Wednesday, 10 June 2009

Shadow-boxing over constitutional reform

Westminster has today been discussing the subject of 'constitutional renewal', prompted by a statement by Gordon Brown.

Yet when a significant proportion of Britain's laws now derive from remote EU institutions - against which a large majority so recently voted during an EU-specific election - Gordon Brown doesn't seem to think the EU even worth mentioning as part of the problem of how to reconnect politics with the public.

Throughout a statement that threw in every possible distraction - from holding a consultation on changing the voting system to the establishment of some new quango to supervise MPs - the EU didn't get one mention.

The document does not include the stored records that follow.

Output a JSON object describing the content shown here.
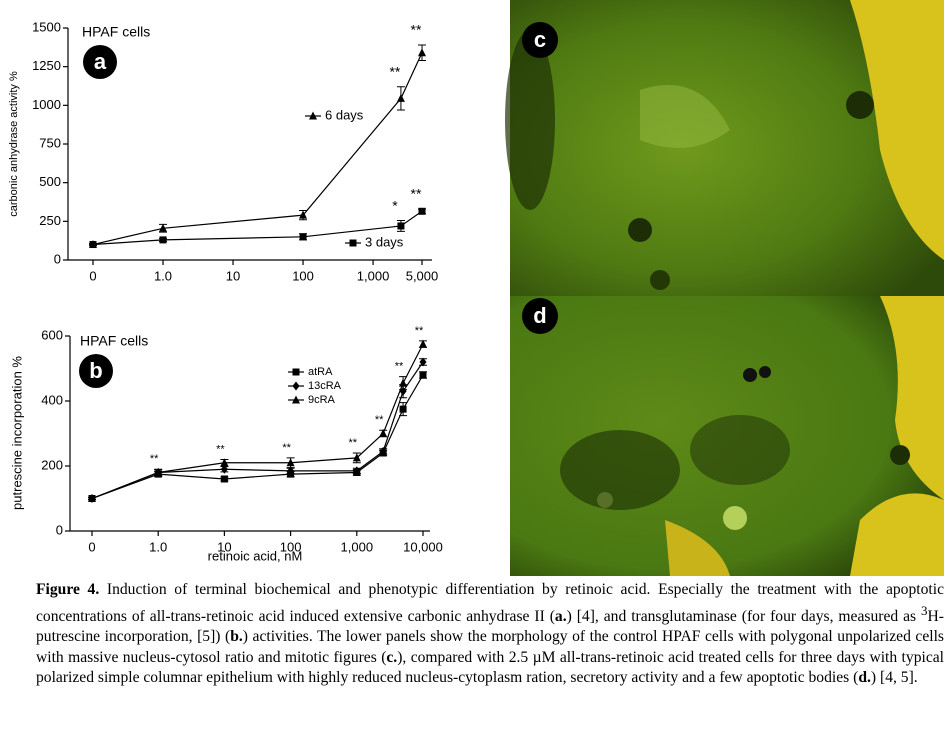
{
  "chart_data": [
    {
      "type": "line",
      "title": "HPAF cells",
      "panel": "a",
      "ylabel": "carbonic anhydrase activity %",
      "x": [
        0,
        1,
        100,
        2500,
        5000
      ],
      "xscale": "log",
      "xlim": [
        0,
        5000
      ],
      "xticks": [
        0,
        {
          "value": 1,
          "label": "1.0"
        },
        10,
        100,
        {
          "value": 1000,
          "label": "1,000"
        },
        {
          "value": 5000,
          "label": "5,000"
        }
      ],
      "ylim": [
        0,
        1500
      ],
      "yticks": [
        0,
        250,
        500,
        750,
        1000,
        1250,
        1500
      ],
      "series": [
        {
          "name": "6 days",
          "color": "#000000",
          "marker": "triangle",
          "values": [
            100,
            205,
            290,
            1045,
            1340
          ],
          "errors": [
            5,
            25,
            30,
            75,
            50
          ],
          "significance": [
            null,
            null,
            null,
            "**",
            "**"
          ]
        },
        {
          "name": "3 days",
          "color": "#000000",
          "marker": "square",
          "values": [
            100,
            130,
            150,
            220,
            315
          ],
          "errors": [
            5,
            10,
            20,
            35,
            15
          ],
          "significance": [
            null,
            null,
            null,
            "*",
            "**"
          ]
        }
      ]
    },
    {
      "type": "line",
      "title": "HPAF cells",
      "panel": "b",
      "ylabel": "putrescine incorporation %",
      "xlabel": "retinoic acid, nM",
      "x": [
        0,
        1,
        10,
        100,
        1000,
        2500,
        5000,
        10000
      ],
      "xscale": "log",
      "xlim": [
        0,
        10000
      ],
      "xticks": [
        0,
        {
          "value": 1,
          "label": "1.0"
        },
        10,
        100,
        {
          "value": 1000,
          "label": "1,000"
        },
        {
          "value": 10000,
          "label": "10,000"
        }
      ],
      "ylim": [
        0,
        600
      ],
      "yticks": [
        0,
        200,
        400,
        600
      ],
      "series": [
        {
          "name": "atRA",
          "color": "#000000",
          "marker": "square",
          "values": [
            100,
            175,
            160,
            175,
            180,
            240,
            375,
            480
          ],
          "errors": [
            3,
            8,
            6,
            8,
            8,
            8,
            20,
            10
          ],
          "significance": [
            null,
            null,
            null,
            null,
            null,
            null,
            null,
            null
          ]
        },
        {
          "name": "13cRA",
          "color": "#000000",
          "marker": "diamond",
          "values": [
            100,
            180,
            190,
            185,
            185,
            245,
            430,
            520
          ],
          "errors": [
            3,
            8,
            8,
            8,
            8,
            8,
            20,
            10
          ],
          "significance": [
            null,
            null,
            null,
            null,
            null,
            null,
            null,
            null
          ]
        },
        {
          "name": "9cRA",
          "color": "#000000",
          "marker": "triangle",
          "values": [
            100,
            180,
            210,
            210,
            225,
            300,
            455,
            575
          ],
          "errors": [
            3,
            10,
            10,
            15,
            15,
            10,
            20,
            10
          ],
          "significance": [
            null,
            "**",
            "**",
            "**",
            "**",
            "**",
            "**",
            "**"
          ]
        }
      ]
    }
  ],
  "images": [
    {
      "panel": "c"
    },
    {
      "panel": "d"
    }
  ],
  "caption": {
    "parts": [
      "Figure 4.",
      " Induction of terminal biochemical and phenotypic differentiation by retinoic acid. Especially the treatment with the apoptotic concentrations of all-trans-retinoic acid induced extensive carbonic anhydrase II (",
      "a.",
      ") [4], and transglutaminase (for four days, measured as ",
      "3",
      "H-putrescine incorporation, [5]) (",
      "b.",
      ") activities. The lower panels show the morphology of the control HPAF cells with polygonal unpolarized cells with massive nucleus-cytosol ratio and mitotic figures (",
      "c.",
      "), compared with 2.5 µM all-trans-retinoic acid treated cells for three days with typical polarized simple columnar epithelium with highly reduced nucleus-cytoplasm ration, secretory activity and a few apoptotic bodies (",
      "d.",
      ") [4, 5]."
    ]
  }
}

On the one hand, Brown claims, he wants the "devolution of power". This, he concludes, will lead to the "engagement of people themselves in their local communities."

But on the other, via the Lisbon Treaty, he's clearly happy to see ever more decision-making centralised in remote EU institutions in Brussels - in the process denying us a promised say - and can't see why that's causing people to disengage from Westminster politics.

"Let us stand together for integrity and democracy", he concluded - after setting out how he plans to ignore the key message of the recent European parliament election.

Instead of a proper acknowledgment of the EU's role in draining away the standing of parliament and sterilising Westminster debate, today we had the government's attempt to change the subject.

Expenses myth

The idea that last week's election wasn't really about the EU at all, but a protest vote about MPs' expenses or other aspects of how parliament works, doesn't stack up.

First, despite their MPs being arguably as badly affected by the revelations as Labour - think duck ponds and moats - the Conservative vote actually went up.

Second, the Lib Dems - a party that was deemed to have come out better from the expenses scandal, but which connived with Labour to deny us the promised referendum on the EU Constitution/Lisbon Treaty - saw their vote drop.

Where is the quest here to punish all the Westminster parties?
But the message on the EU - on the Lisbon Treaty - is crystal clear.

Those opposed to today's EU were up. Those who support the status quo - who actively blocked us being given a say on passing more power to the EU - took a hit.

Not listening

That's why today's statement couldn't be a worse response for Labour's prospects at the next election.

It couldn't be worse because it's increasingly hard to imagine that no-one in government recognises how much of a problem in our democratic system the scale of the EU's powers is now causing - and how much people want to see that change.

Rather, it shows, no-one wants to put that key problem right.

That isn't reducing the 'disconnect' between public and politics. It's making it so much worse.